Immediately after the wash coat was sanded, the first coat of finish (usually a pigment or stain) was applied, followed by alternately sanding and clear coating until the desired result was achieved.
For the more open grain species like oak or ash, a fill coat was applied at the beginning of the process. This can be best described as similar to a film of diluted putty that would dive into the pores and vessel elements so that after sanding, the surface was uniformly smooth. Following the sanding of the fill coat, stains and finishes were applied with sanding between each application of finish material.
These methods required some trial and error on scrap pieces to achieve the desired color, smoothness, and sheen, but the end result was a flawless and deeply beautiful finish.
Stain Color and Gloss Levels
Hardwood plywood may be produced utilizing a number of materials for the substrate, including veneer core (sometimes called plywood core), and the engineered cores such as particleboard and medium density fiberboard (MDF). I am often asked which core is best, and I always respond, “depends on the application.”

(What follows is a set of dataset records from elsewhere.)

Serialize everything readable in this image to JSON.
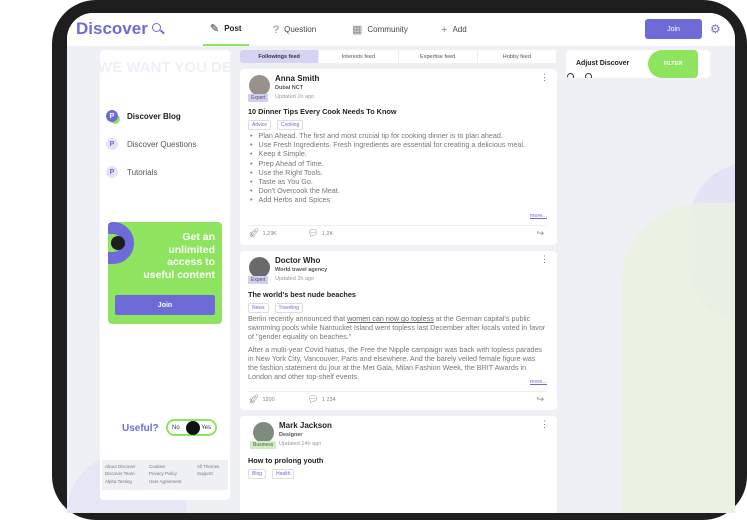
{
  "header": {
    "logo": "Discover",
    "nav": [
      {
        "label": "Post",
        "icon": "edit-icon"
      },
      {
        "label": "Question",
        "icon": "question-icon"
      },
      {
        "label": "Community",
        "icon": "grid-icon"
      },
      {
        "label": "Add",
        "icon": "plus-icon"
      }
    ],
    "join": "Join"
  },
  "sidebar": {
    "banner": "WE WANT YOU DEVELOP",
    "items": [
      {
        "label": "Discover Blog"
      },
      {
        "label": "Discover Questions"
      },
      {
        "label": "Tutorials"
      }
    ],
    "promo": {
      "text": "Get an unlimited access to useful content",
      "button": "Join"
    },
    "useful": {
      "label": "Useful?",
      "no": "No",
      "yes": "Yes"
    },
    "footer": [
      "About Discover",
      "Cookies",
      "All Themes",
      "Discover Team",
      "Privacy Policy",
      "Support",
      "Alpha Testing",
      "User Agreement",
      ""
    ]
  },
  "feed_tabs": [
    "Followings feed",
    "Interests feed",
    "Expertise feed",
    "Hobby feed"
  ],
  "posts": [
    {
      "name": "Anna Smith",
      "badge": "Expert",
      "sub": "Dubai NCT",
      "updated": "Updated 1h ago",
      "title": "10 Dinner Tips Every Cook Needs To Know",
      "tags": [
        "Advice",
        "Cooking"
      ],
      "bullets": [
        "Plan Ahead. The first and most crucial tip for cooking dinner is to plan ahead.",
        "Use Fresh Ingredients. Fresh ingredients are essential for creating a delicious meal.",
        "Keep it Simple.",
        "Prep Ahead of Time.",
        "Use the Right Tools.",
        "Taste as You Go.",
        "Don't Overcook the Meat.",
        "Add Herbs and Spices"
      ],
      "more": "more...",
      "likes": "1,23K",
      "comments": "1,2K"
    },
    {
      "name": "Doctor Who",
      "badge": "Expert",
      "sub": "World travel agency",
      "updated": "Updated 2h ago",
      "title": "The world's best nude beaches",
      "tags": [
        "News",
        "Traveling"
      ],
      "p1a": "Berlin recently announced that ",
      "p1link": "women can now go topless",
      "p1b": " at the German capital's public swimming pools while Nantucket Island went topless last December after locals voted in favor of \"gender equality on beaches.\"",
      "p2": "After a multi-year Covid hiatus, the Free the Nipple campaign was back with topless parades in New York City, Vancouver, Paris and elsewhere. And the barely veiled female figure was the fashion statement du jour at the Met Gala, Milan Fashion Week, the BRIT Awards in London and other top-shelf events.",
      "more": "more...",
      "likes": "1200",
      "comments": "1 234"
    },
    {
      "name": "Mark Jackson",
      "badge": "Business",
      "sub": "Designer",
      "updated": "Updated 14h ago",
      "title": "How to prolong youth",
      "tags": [
        "Blog",
        "Health"
      ]
    }
  ],
  "right": {
    "title": "Adjust Discover",
    "filter": "FILTER"
  }
}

Particleboard and MDF may be a better choice in high exposure applications where strength is not so much an issue. Both have a very smooth surface, uniform thickness, and respectable physical properties. This makes them well suited for most finishes. However, even with particleboard and MDF, very dark stains coupled with a high gloss may and often do exacerbate even the smallest imperfection in the core or face that may be present due simply to the very nature of wood as a raw material. More often than not, these imperfections defy detection until such finish is applied.
Where strength is an issue, veneer core has higher physical properties than particleboard or MDF. It has a very smooth surface and normally little thickness variation.However, it is a natural wood component,and as such some unavoidable attributes may show through the very thin decorative faces used today. Slight imperfections in the core surface, machine marks, and even the natural grain of the core may telegraph through the face and finish, particularly if the finish is a high gloss, or even worse if the finish is a high gloss over a dark stain. This finish virtually serves as a magnifying glass to highlight even the most subtle attributes of the core. Again, surface preparation is the key, along with selecting a satin or medium gloss top coat over a light color stain.
A beautiful finish on a piece of fine furniture, millwork, or cabinetry is a marvel to behold. With the proper surface preparation, substrate selection, finishing materials, and finish application methods it is also achievable. The temptation to short cut any of these processes can and often does produce less than satisfactory results and must be resisted whenever possible.